Years And Years: Edith has become a folk hero

5. Edith now appears to be some sort of god?

By the year 2034, Edith is a national hero and the first to have her consciousness put into the machine, a brand new form of life, one that can see all and has cheated death. That sounds pretty omnipotent to us. In Yuval Noah Harari’s recent bestseller Sapiens A Brief History Of Humankind, he cautions on the dangers of our development into “Self-made gods with only the laws of physics to keep us company, we are accountable to no one.”

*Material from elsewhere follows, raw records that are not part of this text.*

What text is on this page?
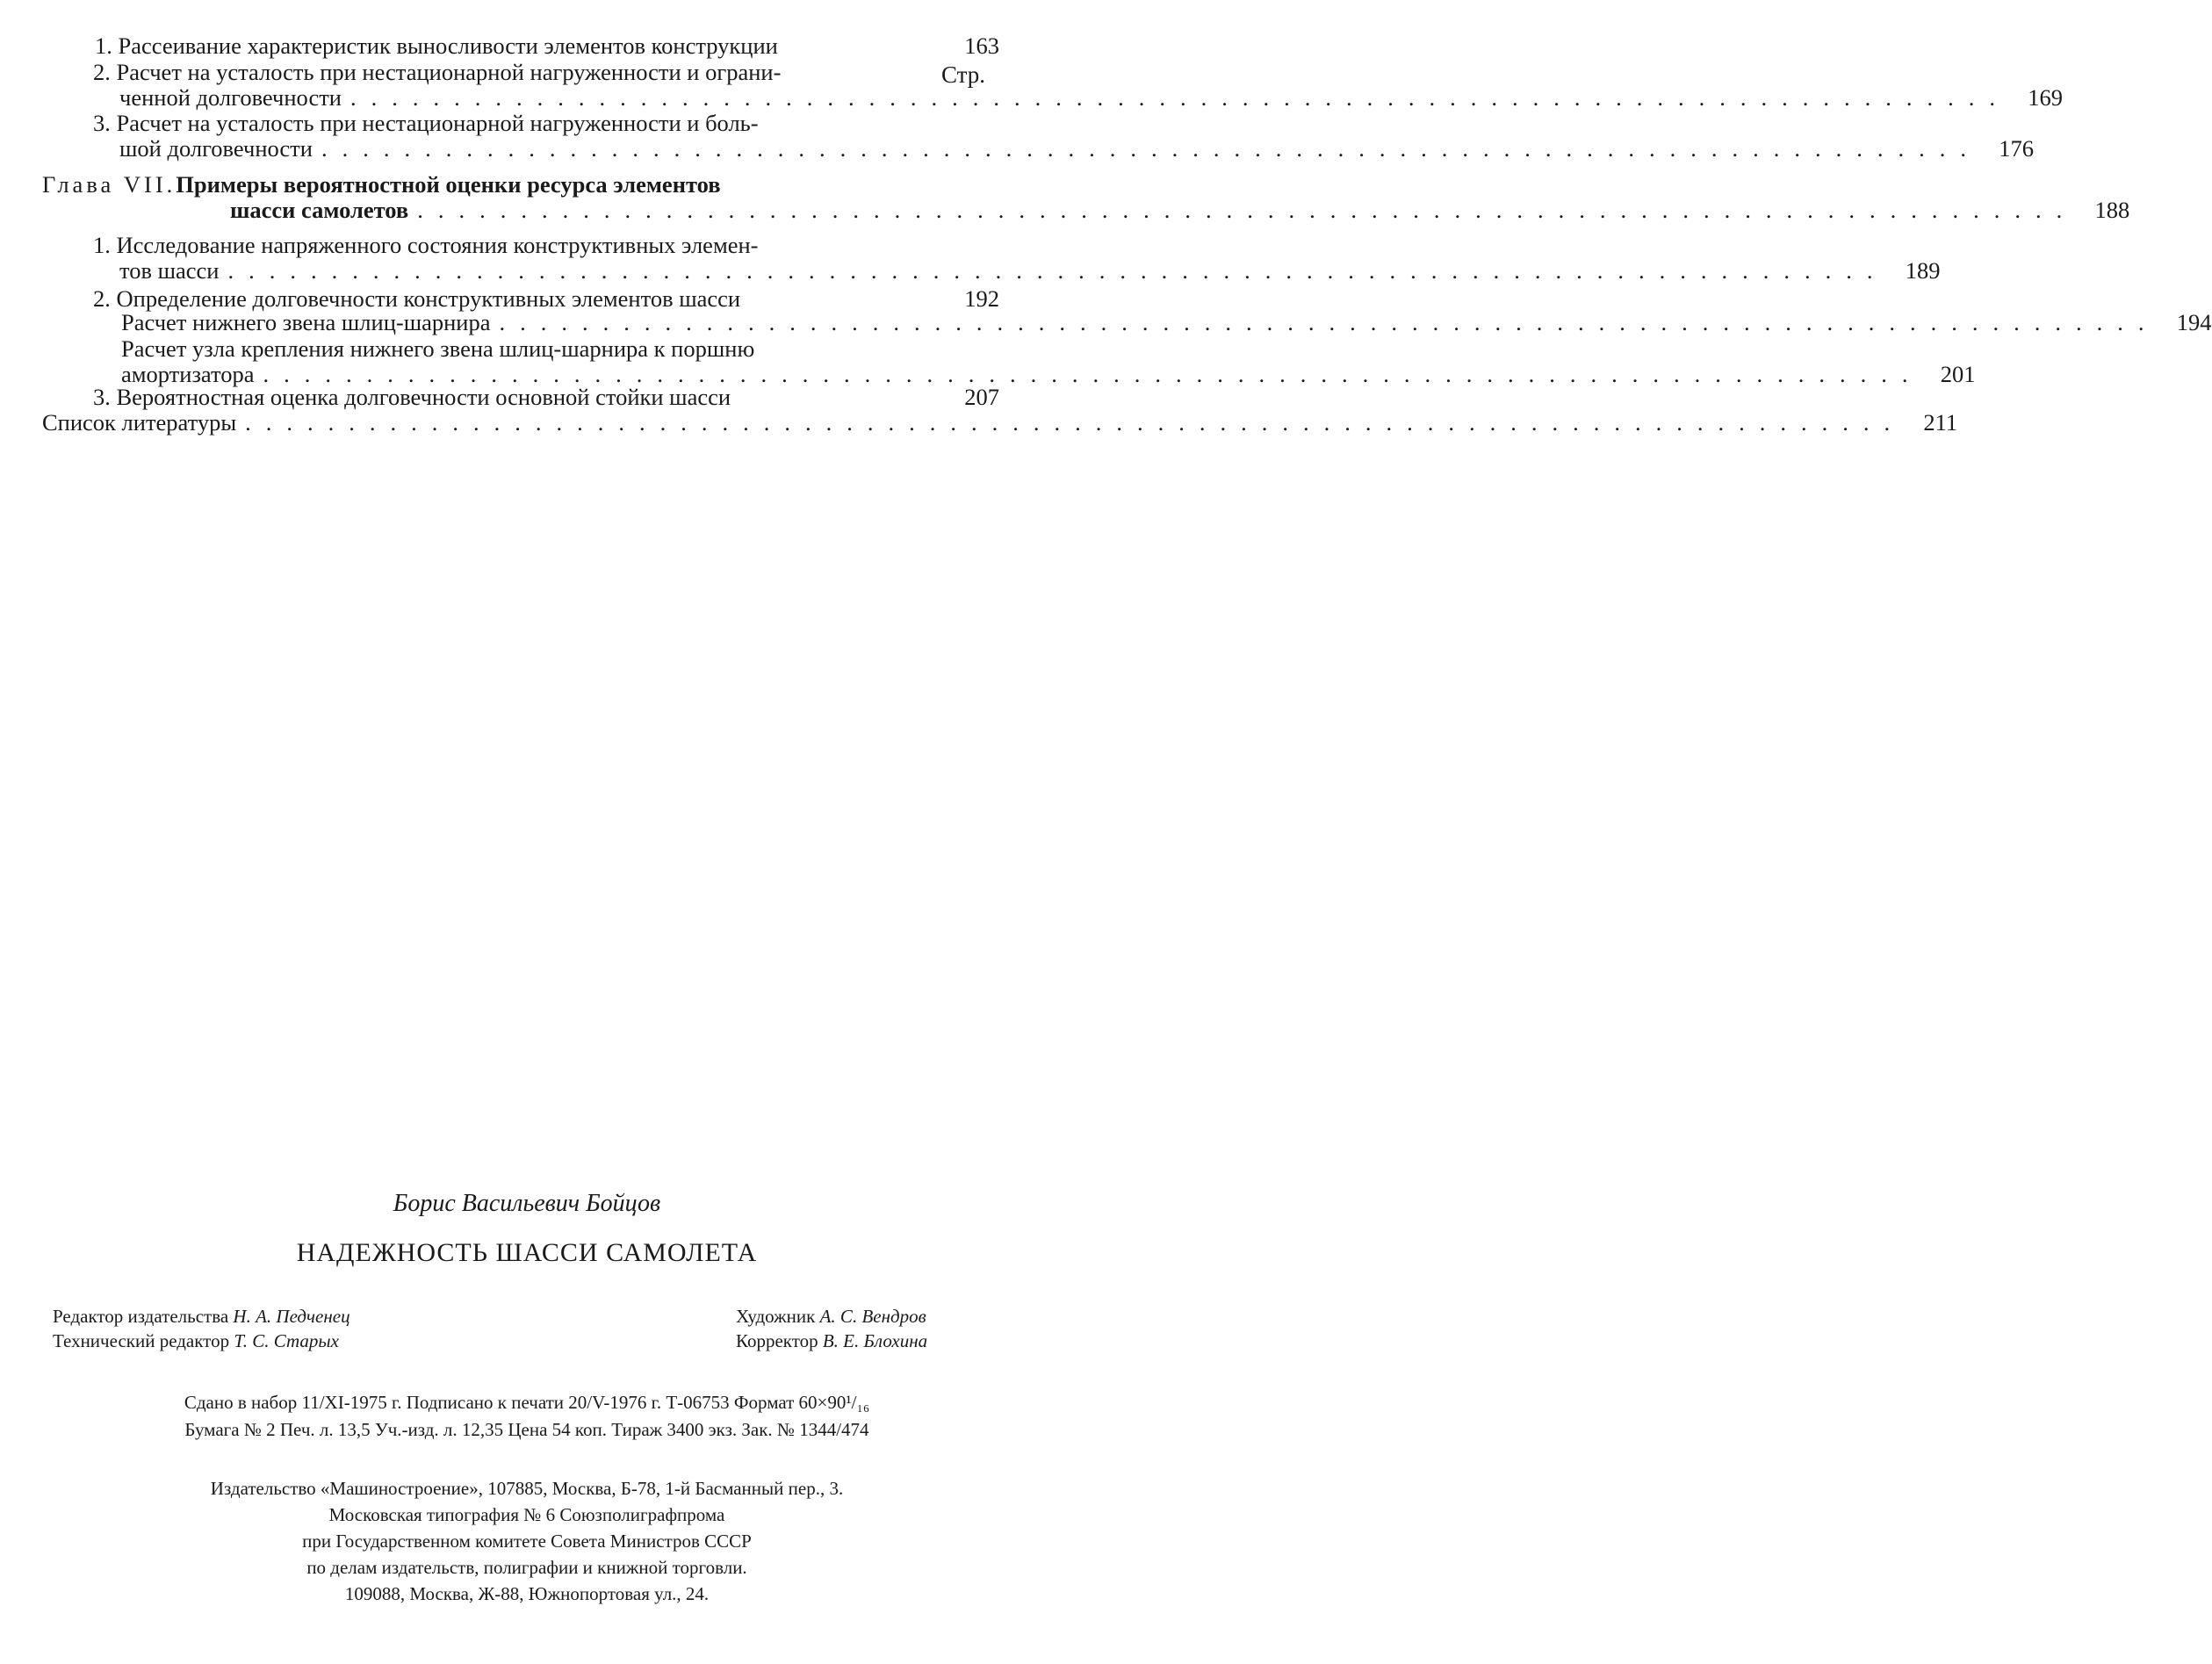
Стр.
1. Рассеивание характеристик выносливости элементов конструкции	163
2. Расчет на усталость при нестационарной нагруженности и ограни-
ченной долговечности ................................................................................ 169
3. Расчет на усталость при нестационарной нагруженности и боль-
шой долговечности ................................................................................ 176
Глава VII. Примеры вероятностной оценки ресурса элементов
шасси самолетов ................................................................................ 188
1. Исследование напряженного состояния конструктивных элемен-
тов шасси ................................................................................ 189
2. Определение долговечности конструктивных элементов шасси	192
Расчет нижнего звена шлиц-шарнира ................................................................................ 194
Расчет узла крепления нижнего звена шлиц-шарнира к поршню
амортизатора ................................................................................ 201
3. Вероятностная оценка долговечности основной стойки шасси	207
Список литературы ................................................................................ 211
Борис Васильевич Бойцов
НАДЕЖНОСТЬ ШАССИ САМОЛЕТА
Редактор издательства Н. А. Педченец
Технический редактор Т. С. Старых
Художник А. С. Вендров
Корректор В. Е. Блохина
Сдано в набор 11/XI-1975 г. Подписано к печати 20/V-1976 г. Т-06753 Формат 60×90¹/₁₆
Бумага № 2 Печ. л. 13,5 Уч.-изд. л. 12,35 Цена 54 коп. Тираж 3400 экз. Зак. № 1344/474
Издательство «Машиностроение», 107885, Москва, Б-78, 1-й Басманный пер., 3.
Московская типография № 6 Союзполиграфпрома
при Государственном комитете Совета Министров СССР
по делам издательств, полиграфии и книжной торговли.
109088, Москва, Ж-88, Южнопортовая ул., 24.
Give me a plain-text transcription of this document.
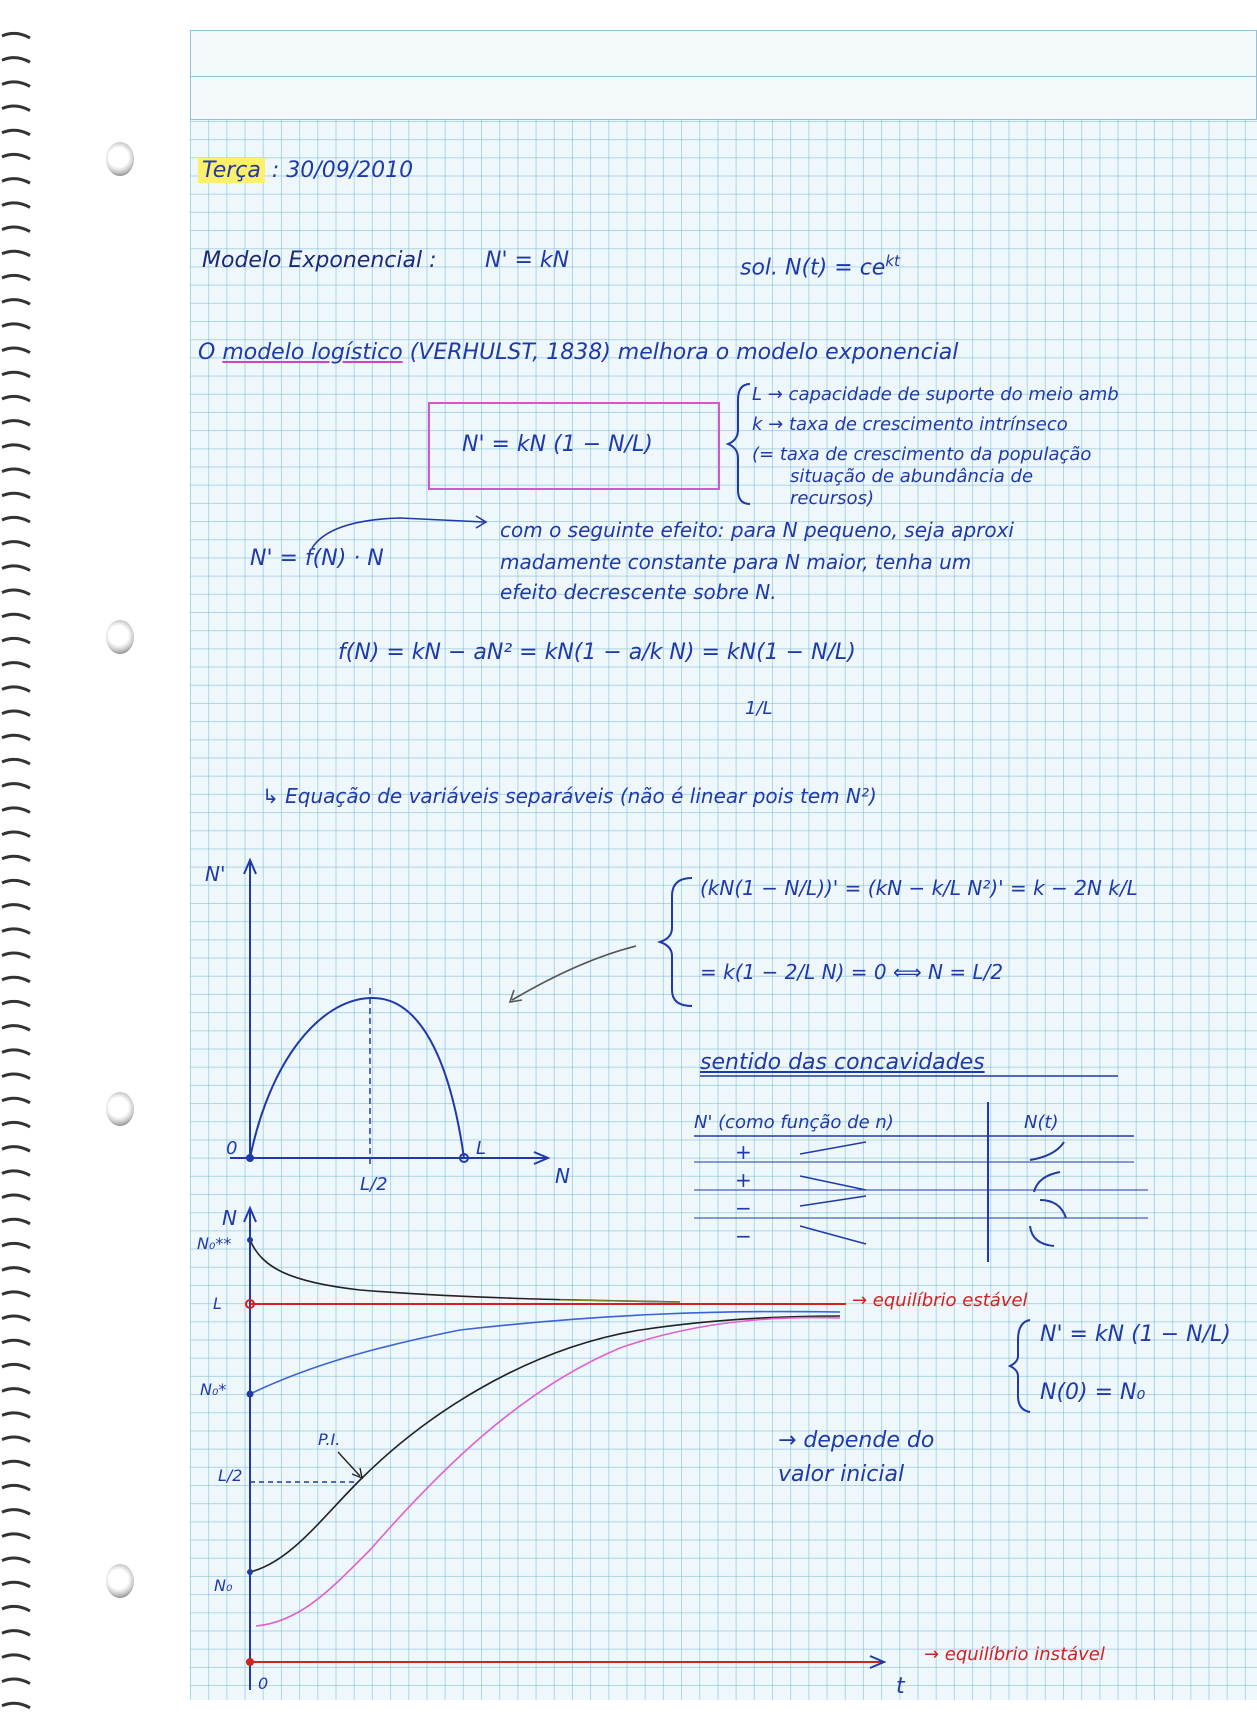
Terça : 30/09/2010
Modelo Exponencial : N' = kN	sol. $N(t) = ce^{kt}$
O modelo logístico (VERHULST, 1838) melhora o modelo exponencial
N' = kN (1 − N/L)
L → capacidade de suporte do meio amb
k → taxa de crescimento intrínseco
(= taxa de crescimento da população
situação de abundância de
recursos)
N' = f(N) · N
com o seguinte efeito: para N pequeno, seja aproxi
madamente constante para N maior, tenha um
efeito decrescente sobre N.
f(N) = kN − aN² = kN(1 − a/k N) = kN(1 − N/L)
1/L
↳ Equação de variáveis separáveis (não é linear pois tem N²)
(kN(1 − N/L))' = (kN − k/L N²)' = k − 2N k/L
= k(1 − 2/L N) = 0 ⟺ N = L/2
sentido das concavidades
N' (como função de n)	N(t)
+
+
−
−
N'
N
0
L/2
L
N
t
N₀**
L
N₀*
L/2
N₀
0
P.I.
→ equilíbrio estável
→ equilíbrio instável
→ depende do
valor inicial
N' = kN (1 − N/L)
N(0) = N₀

But in Edith we have hope. If she is some sort of god, she trusts that whatever she is, she is more than just the sum of all the code, all the facts, she is Love. If that’s the next stage of the evolution of the human race then that’s a pretty good place to start. 


So, why was Years And Years so effective?

The show was, at its heart, a kitchen sink drama about a normal family negotiating its way through turbulent times. What made it so chilling, so effecting and so terrifying was the ease at which we can extrapolate current events – climate change, Brexit uncertainty, the rise of populism – into the vision of chaos the show presented us with. The news bulletins proclaiming the end of the BBC and an outbreak of deadly monkey-flu were scary enough, but perhaps more unnerving were the commonplace pieces of chatter between the Lyons’s that you only seem to overhear, the reality of daily life underneath the clamouring headlines: there’s no more chocolate. Food banks have closed down. A bottle of wine costs 56 quid. Sorry, a bottle of wine costs what?!

But there is plenty to take, even just from this last episode – starvation might be wiped out by our new chestnut-tasting agitated bacteria, being trans is just a part of everyday life and Viktor finally comes home to a family who loves him.

Because essentially the Lyons family are just doing what we are all trying to do, what all our families have been trying to do for centuries. Whether that’s dodging plague rats in medieval times, avoiding having your fingers chopped off in a Spinning Jenny during the industrial revolution or taking 11 jobs in order to negotiate the gig economy, the aim is basically the same. It’s not an animal survival instinct, it’s much more human than that. It’s called muddling through. We’re all just trying to muddle through. And muddle through we will.